Nun muss nur noch die Kappe wieder angebracht werden, damit man die Kontakte nicht berühren kann (220 Volt sind ziemlich viel und tragen nicht gerade zur Entspannung bei). Diese wird von einer einfachen Schraube festgehalten.


Testing

Das Stromkabel muss ausgiebig getestet werden

Nun könnte man das fertige Kabel zwar gleich irgendwo anschliessen. Doch wie bereits erwähnt sind 220 Volt keine Spannung mit der man scherzen sollte. Also sollte man, bevor man das Stromkabel in Betrieb nimmt, noch einmal ein paar Prüfungen vornehmen. Anderenfalls kann es zu Kurzschlüssen, Bränden oder lebensgefährlichen Stromschlägen kommen.
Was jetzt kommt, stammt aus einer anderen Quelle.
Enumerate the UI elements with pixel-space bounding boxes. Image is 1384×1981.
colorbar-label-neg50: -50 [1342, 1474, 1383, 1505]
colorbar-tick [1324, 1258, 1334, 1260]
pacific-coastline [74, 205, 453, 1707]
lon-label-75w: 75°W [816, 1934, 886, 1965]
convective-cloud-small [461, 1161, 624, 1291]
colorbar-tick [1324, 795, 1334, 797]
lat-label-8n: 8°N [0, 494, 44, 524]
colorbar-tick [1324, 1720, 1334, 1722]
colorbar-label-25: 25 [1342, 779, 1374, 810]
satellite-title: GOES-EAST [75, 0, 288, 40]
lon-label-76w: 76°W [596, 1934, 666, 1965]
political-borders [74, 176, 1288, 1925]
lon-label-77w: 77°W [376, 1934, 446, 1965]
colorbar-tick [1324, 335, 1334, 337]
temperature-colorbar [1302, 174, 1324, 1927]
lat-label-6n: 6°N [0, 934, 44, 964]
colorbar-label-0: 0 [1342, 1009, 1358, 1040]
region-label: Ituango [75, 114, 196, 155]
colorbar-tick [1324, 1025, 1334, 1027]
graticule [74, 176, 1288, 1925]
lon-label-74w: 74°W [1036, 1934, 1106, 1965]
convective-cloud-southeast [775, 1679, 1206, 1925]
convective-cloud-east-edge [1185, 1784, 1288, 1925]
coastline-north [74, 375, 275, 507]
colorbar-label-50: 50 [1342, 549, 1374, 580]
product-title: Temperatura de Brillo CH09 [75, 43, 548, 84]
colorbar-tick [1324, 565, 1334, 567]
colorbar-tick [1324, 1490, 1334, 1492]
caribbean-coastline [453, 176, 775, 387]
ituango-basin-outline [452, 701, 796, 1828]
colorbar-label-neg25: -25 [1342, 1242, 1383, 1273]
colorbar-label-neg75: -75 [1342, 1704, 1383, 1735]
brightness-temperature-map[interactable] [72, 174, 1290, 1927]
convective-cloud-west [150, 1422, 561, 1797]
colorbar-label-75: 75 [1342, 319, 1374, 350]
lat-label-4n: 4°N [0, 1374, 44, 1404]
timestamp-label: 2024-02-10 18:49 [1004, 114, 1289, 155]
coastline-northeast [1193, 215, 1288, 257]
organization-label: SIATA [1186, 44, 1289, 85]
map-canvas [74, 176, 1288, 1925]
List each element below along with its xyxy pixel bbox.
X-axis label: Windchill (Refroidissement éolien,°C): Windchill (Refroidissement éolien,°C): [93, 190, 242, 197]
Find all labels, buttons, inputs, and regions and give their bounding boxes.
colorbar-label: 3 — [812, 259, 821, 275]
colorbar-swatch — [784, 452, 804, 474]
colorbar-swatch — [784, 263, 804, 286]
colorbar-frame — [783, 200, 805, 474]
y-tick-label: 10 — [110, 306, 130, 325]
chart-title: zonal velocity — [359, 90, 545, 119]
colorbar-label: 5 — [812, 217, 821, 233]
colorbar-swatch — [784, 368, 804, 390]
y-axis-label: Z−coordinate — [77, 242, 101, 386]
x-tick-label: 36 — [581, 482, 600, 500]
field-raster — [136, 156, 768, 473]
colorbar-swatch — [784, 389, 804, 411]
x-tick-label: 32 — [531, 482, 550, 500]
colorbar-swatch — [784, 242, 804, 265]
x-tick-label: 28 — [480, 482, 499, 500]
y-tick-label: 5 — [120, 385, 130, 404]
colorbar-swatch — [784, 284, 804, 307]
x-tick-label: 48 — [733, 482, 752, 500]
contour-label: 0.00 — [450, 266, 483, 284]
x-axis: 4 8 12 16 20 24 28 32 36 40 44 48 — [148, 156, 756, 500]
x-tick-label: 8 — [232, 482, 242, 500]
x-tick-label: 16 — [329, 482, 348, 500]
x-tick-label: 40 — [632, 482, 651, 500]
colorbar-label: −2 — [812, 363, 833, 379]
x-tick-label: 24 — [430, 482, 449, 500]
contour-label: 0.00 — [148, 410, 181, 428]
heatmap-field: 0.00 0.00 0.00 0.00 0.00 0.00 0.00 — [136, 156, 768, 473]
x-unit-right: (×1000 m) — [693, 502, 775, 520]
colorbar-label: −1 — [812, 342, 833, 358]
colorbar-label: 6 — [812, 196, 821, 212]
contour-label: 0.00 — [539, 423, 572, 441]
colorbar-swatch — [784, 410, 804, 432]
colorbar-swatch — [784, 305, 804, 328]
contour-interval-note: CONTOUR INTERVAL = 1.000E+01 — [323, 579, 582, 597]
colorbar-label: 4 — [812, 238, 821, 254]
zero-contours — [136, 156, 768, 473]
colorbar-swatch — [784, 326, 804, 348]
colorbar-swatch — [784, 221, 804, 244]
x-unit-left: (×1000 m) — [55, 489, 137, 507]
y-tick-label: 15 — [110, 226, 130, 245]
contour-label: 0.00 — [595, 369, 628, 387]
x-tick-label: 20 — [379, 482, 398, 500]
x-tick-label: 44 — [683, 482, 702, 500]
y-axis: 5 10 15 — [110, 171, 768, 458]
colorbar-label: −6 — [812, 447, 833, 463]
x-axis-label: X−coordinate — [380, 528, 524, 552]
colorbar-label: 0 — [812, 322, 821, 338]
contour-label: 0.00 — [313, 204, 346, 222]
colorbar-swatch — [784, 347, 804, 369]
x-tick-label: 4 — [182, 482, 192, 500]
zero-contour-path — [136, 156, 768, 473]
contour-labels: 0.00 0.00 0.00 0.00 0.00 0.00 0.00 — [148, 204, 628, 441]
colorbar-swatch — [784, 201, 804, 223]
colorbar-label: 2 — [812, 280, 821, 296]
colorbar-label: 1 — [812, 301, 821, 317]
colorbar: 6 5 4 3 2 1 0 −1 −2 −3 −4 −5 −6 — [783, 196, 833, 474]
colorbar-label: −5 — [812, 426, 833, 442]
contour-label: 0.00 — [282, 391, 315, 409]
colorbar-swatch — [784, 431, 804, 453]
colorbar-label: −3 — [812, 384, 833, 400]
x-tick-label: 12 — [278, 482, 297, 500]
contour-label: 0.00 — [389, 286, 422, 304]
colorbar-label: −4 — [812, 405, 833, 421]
Und wer will das schon?

Hierzu verwendet man idealerweise ein Multimeter. Am einfachsten kann man dabei den Stromflussmessmodus verwenden. Dieser zeigt mittels Piepsignal an, ob ein Stromfluss zwischen den Punkten, an welchen man die beiden Messspitzen angelegt hat, möglich ist. Man kann aber auch einfach die Widerstandsmessfunktion (Ω) benutzen: ein endlicher Widerstand gibt dann an, dass eine Verbindung zwischen den beiden Punkten besteht.

Der eine wichtige Punkt ist natürlich, dass zwischen den verbundenen Kontakten in der Typ-13-Buchse und dem C14-Stecker Strom fliessen kann (das Gerät piept oder zeigt einen endlichen Widerstand an). Sind alle drei Kontakte mit dem jeweiligen Kontakt auf der Gegenseite verbunden (Links → Links, Mitte → Mitte, Rechts → Rechts), so ist das Kabel in der Lage, Strom zu leiten.

Der grösste Feind des Elektronikbastlers sind nun aber Verbindungen, die nicht sein sollen. Da das Litzenkabel aus vielen kleinen Drähtchen besteht, ist es nicht abwegig, dass eines von diesen Drähtchen eventuell nicht richtig am Kontakt verschraubt sein könnte, sondern mit einem der anderen Kontakte Verbindung herstellt. Dies ist sehr gefährlich und führt zu Kurzschlüssen und Bränden. Daher sollte man nun noch mittels Multimeter sicher stellen, dass die Kontakte nicht untereinander verbunden sind. Dies gilt für beide Seiten, also sollte zwischen keinem der drei Kontakte am Stecker ein endlicher Widerstand messbar sein bzw. das Multimeter piepsen.

Ebenfalls wichtig ist, dass es eine genug grosse Auflagefläche zwischen den Litzenenden und der Kontaktplatte gibt. Leider lässt sich das nicht so genau messen. Von den Litzen dürfen auch nicht viele Drähtchen ausgefallen sein, da sonst mehr Strom durch einen geringeren Durchmesser fliesst und sich der Stecker sonst stark erhitzt und durchbrennen, schmelzen oder Feuer fangen kann. Dies lässt sich leider ebenfalls nicht einfach mit einem Multimeter feststellen, daher siehe die Hinweise zu dem Thema in der Zusammenbauanleitung.

Ist dies der Fall, so ist das Kabel im Grunde einsatzbereit. Man kann es nun an die USV stecken und ein Gerät mit normalem Netzstecker anschliessen. Gratulation!